1508 Voyeuristische Anwandllung
Ich sitze in einem meiner Lieblingsespressos und nach der
heute sehr ausführlichen Zeitungslektüre ohne erhoffte Sensation (wie sie mir
gefiele, zum Beispiel noch eine politische Bombe) ist mir etwas fad und mir
fällt nichts Rechtes ein (und wegen oben: auch nichts Linkes). Das jedoch auch,
weil ich meine voyeuristischen Anwandlungen verschweige.
Vier mittelmäßige Texte stehen schon zum Eintippen und dann
Schubladisieren an, aber ich mach es nicht. Keine Lust – das hat nichts bis
wenig mit der Mittelmäßigkeit zu tun, denn in meine Schublade kommen alle meine
Texte und Schreiben hellt mich immer auf. Beschriebe ich meine
yoyeuristischen Anwandlungen schonungslos, blühte ich auf und käme ins
Schwärmen und es gäbe genug zu lachen. Heute fehlt mir noch der Mut.

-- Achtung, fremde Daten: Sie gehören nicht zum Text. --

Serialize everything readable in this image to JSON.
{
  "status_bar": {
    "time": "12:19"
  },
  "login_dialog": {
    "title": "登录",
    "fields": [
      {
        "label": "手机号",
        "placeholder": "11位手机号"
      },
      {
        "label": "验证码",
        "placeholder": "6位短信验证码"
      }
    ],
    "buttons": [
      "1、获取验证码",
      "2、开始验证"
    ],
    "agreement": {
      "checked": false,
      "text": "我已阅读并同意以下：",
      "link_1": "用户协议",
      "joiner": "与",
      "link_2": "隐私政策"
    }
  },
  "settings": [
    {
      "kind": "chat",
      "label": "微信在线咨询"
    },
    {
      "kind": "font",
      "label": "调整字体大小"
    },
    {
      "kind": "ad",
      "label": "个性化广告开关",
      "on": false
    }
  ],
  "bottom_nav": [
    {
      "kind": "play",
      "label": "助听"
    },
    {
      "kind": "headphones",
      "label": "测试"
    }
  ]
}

So spiele ich den nachdenklichen Denker, indem ich beim
Schreiben meinen Kopf mit der linken Hand an Stirn und Schläfe abstütze:
ernsthaft, überlegen, verständnisvoll, vorurteilsfrei und keinen Trieben oder
Kopfüberschwemmungen ausgeliefert.
Als Kompromiß mit mir selbst hole ich mir von der
Zeitschriftenablage eine vielversprechende Zeitschrift, die von sich sagt, daß
sie plastikfrei ist und „Lust & Leben“ heißt. Ich mache eine Schreibpause
und blättere die mir völlig unbekannte „Lust & Leben“ durch.
Gourmeezeitschrift mit vielen, vielen Photos von Speisen,
Getränken, Köchen, Winzern – für einen Viel- und Schnellesser und Alkoholfreien
wie mich nicht unbedingt das Richtige. Ein einziges Dekolletee.

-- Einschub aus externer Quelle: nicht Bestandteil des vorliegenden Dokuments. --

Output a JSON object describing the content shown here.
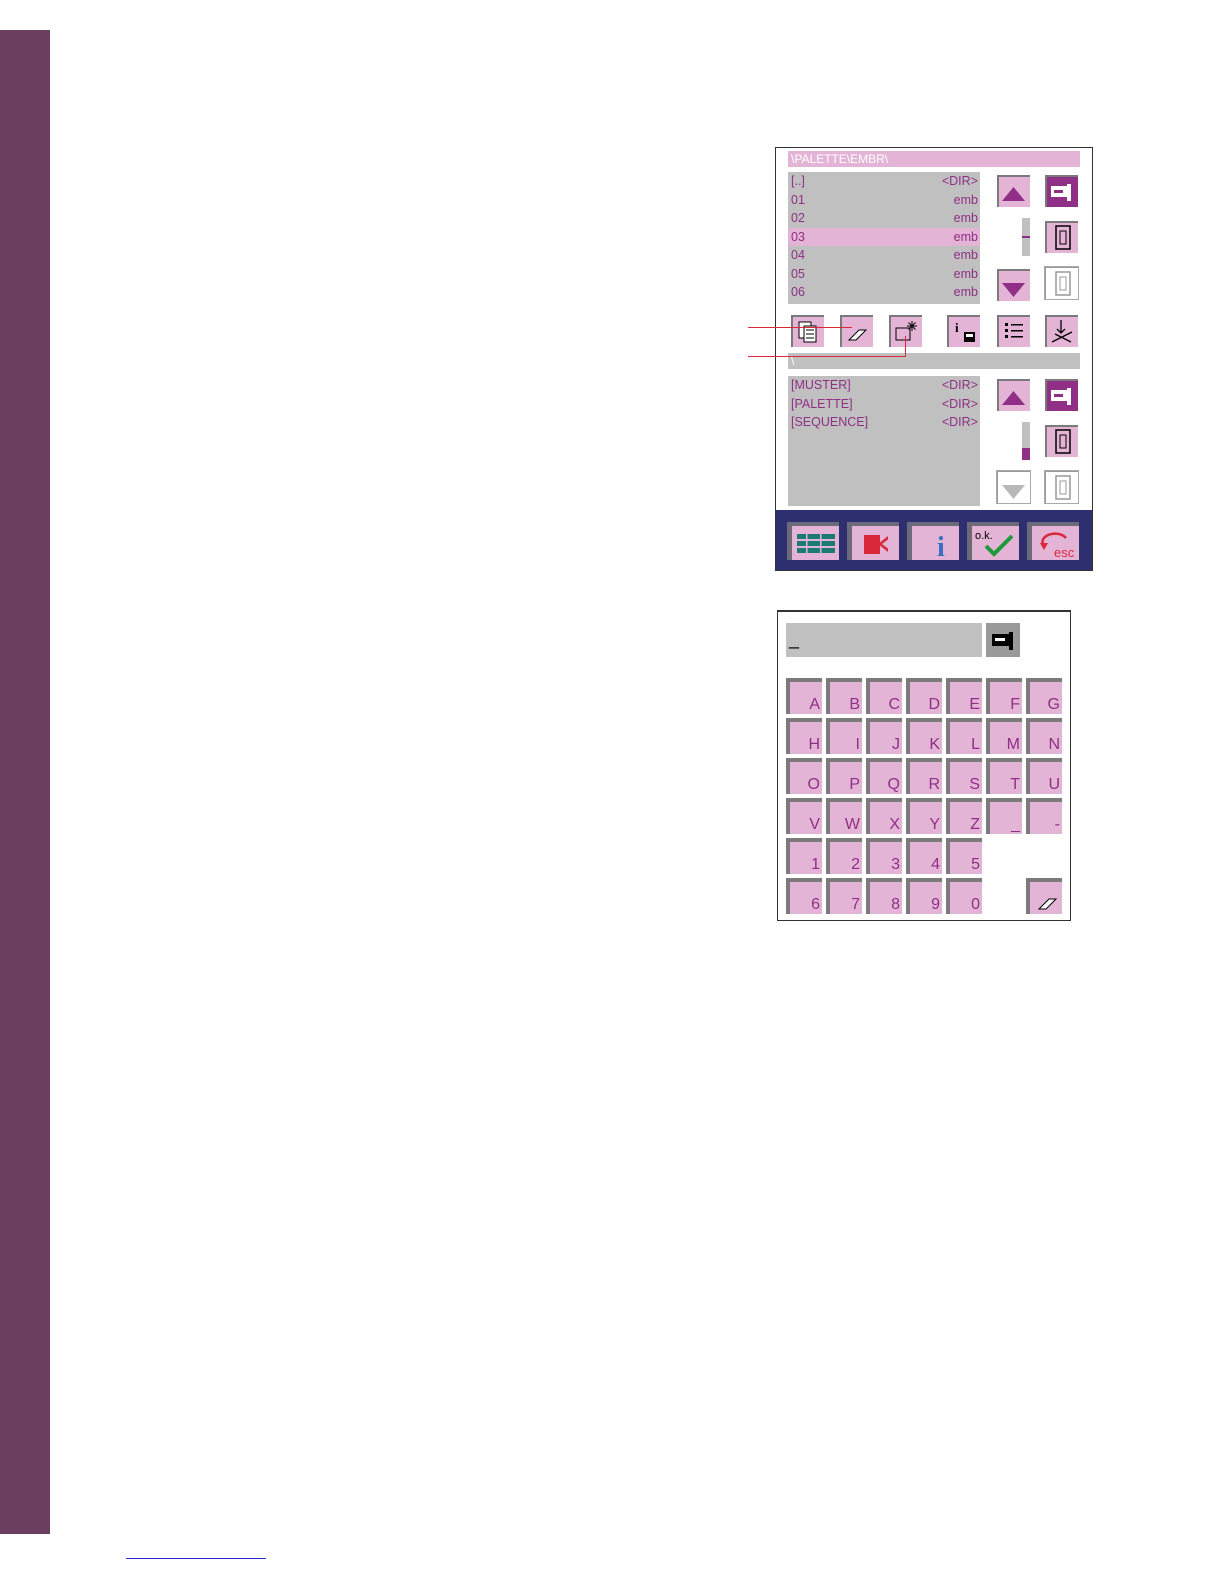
{
  "file_manager": {
    "top_path": "\\PALETTE\\EMBR\\",
    "top_files": [
      {
        "name": "[..]",
        "type": "<DIR>",
        "selected": false
      },
      {
        "name": "01",
        "type": "emb",
        "selected": false
      },
      {
        "name": "02",
        "type": "emb",
        "selected": false
      },
      {
        "name": "03",
        "type": "emb",
        "selected": true
      },
      {
        "name": "04",
        "type": "emb",
        "selected": false
      },
      {
        "name": "05",
        "type": "emb",
        "selected": false
      },
      {
        "name": "06",
        "type": "emb",
        "selected": false
      }
    ],
    "bottom_path": "\\",
    "bottom_files": [
      {
        "name": "[MUSTER]",
        "type": "<DIR>"
      },
      {
        "name": "[PALETTE]",
        "type": "<DIR>"
      },
      {
        "name": "[SEQUENCE]",
        "type": "<DIR>"
      }
    ],
    "icons": {
      "scroll_up": "arrow-up-icon",
      "scroll_down": "arrow-down-icon",
      "machine": "sewing-machine-icon",
      "card": "memory-card-icon",
      "copy": "copy-icon",
      "delete": "eraser-icon",
      "new_folder": "new-folder-icon",
      "info": "disk-info-icon",
      "list": "list-icon",
      "tools": "tools-icon"
    },
    "bottom_bar": {
      "menu": "menu-icon",
      "exit": "exit-icon",
      "info": "i",
      "ok": "o.k.",
      "esc": "esc"
    }
  },
  "keyboard": {
    "input_value": "_",
    "rows": [
      [
        "A",
        "B",
        "C",
        "D",
        "E",
        "F",
        "G"
      ],
      [
        "H",
        "I",
        "J",
        "K",
        "L",
        "M",
        "N"
      ],
      [
        "O",
        "P",
        "Q",
        "R",
        "S",
        "T",
        "U"
      ],
      [
        "V",
        "W",
        "X",
        "Y",
        "Z",
        "_",
        "-"
      ],
      [
        "1",
        "2",
        "3",
        "4",
        "5"
      ],
      [
        "6",
        "7",
        "8",
        "9",
        "0"
      ]
    ],
    "delete_icon": "eraser-icon"
  },
  "colors": {
    "accent_pink": "#e4b4d6",
    "accent_purple": "#8f2f86",
    "sidebar": "#6b3d5f",
    "bottom_bar": "#2e2f6e",
    "callout": "#d8283a"
  }
}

Meine (mehr oder weniger) coole Nachdenklichkeitspose hat
sich jetzt, aufrecht sitzend, auf „dar ûf
satzt ich den ellenbogen; ich hete in mîne
hant gesmogen daz kinne und ein min wange. dô dâhte ich mir vil ange, wie man
zer werlte solte leben: deheinen rât kond ich gegeben, wie man driu dinc
erwurbe, der deheinez niht verdurbe.“ (W. v. d. Vw.) - also bei mir: die linke
Hand umfaßt von unten den rechten Ellenbogen und stützt so den rechten Unterarm
– der linke Unterarm horizontal im rechten Winkel zum rechten, dessen Hand das
Kinn von unten stützt – umgestellt. Blick geht nach vorne ins Leere
(Narrenkastl: hellblaue Wand, ein paar alte Photos, das größte zeigt einen
Fünfzigerjahre Perkussionisten in Anzug und Mascherl, Oberlippenbart;
Instrument: das, was man meistens Bongo nennt, aber keine ist. Richtiger Name
vergessen).
Nun betrachte ich das in der offenen Glastür gespiegelte
Theaterspiel der sich bewegenden Hände (österreichisch: inklusive Arme) will sagen:
ich sehe ein paar Gäste im Spiegel draußen im Johannisgarten (Jean – Schani)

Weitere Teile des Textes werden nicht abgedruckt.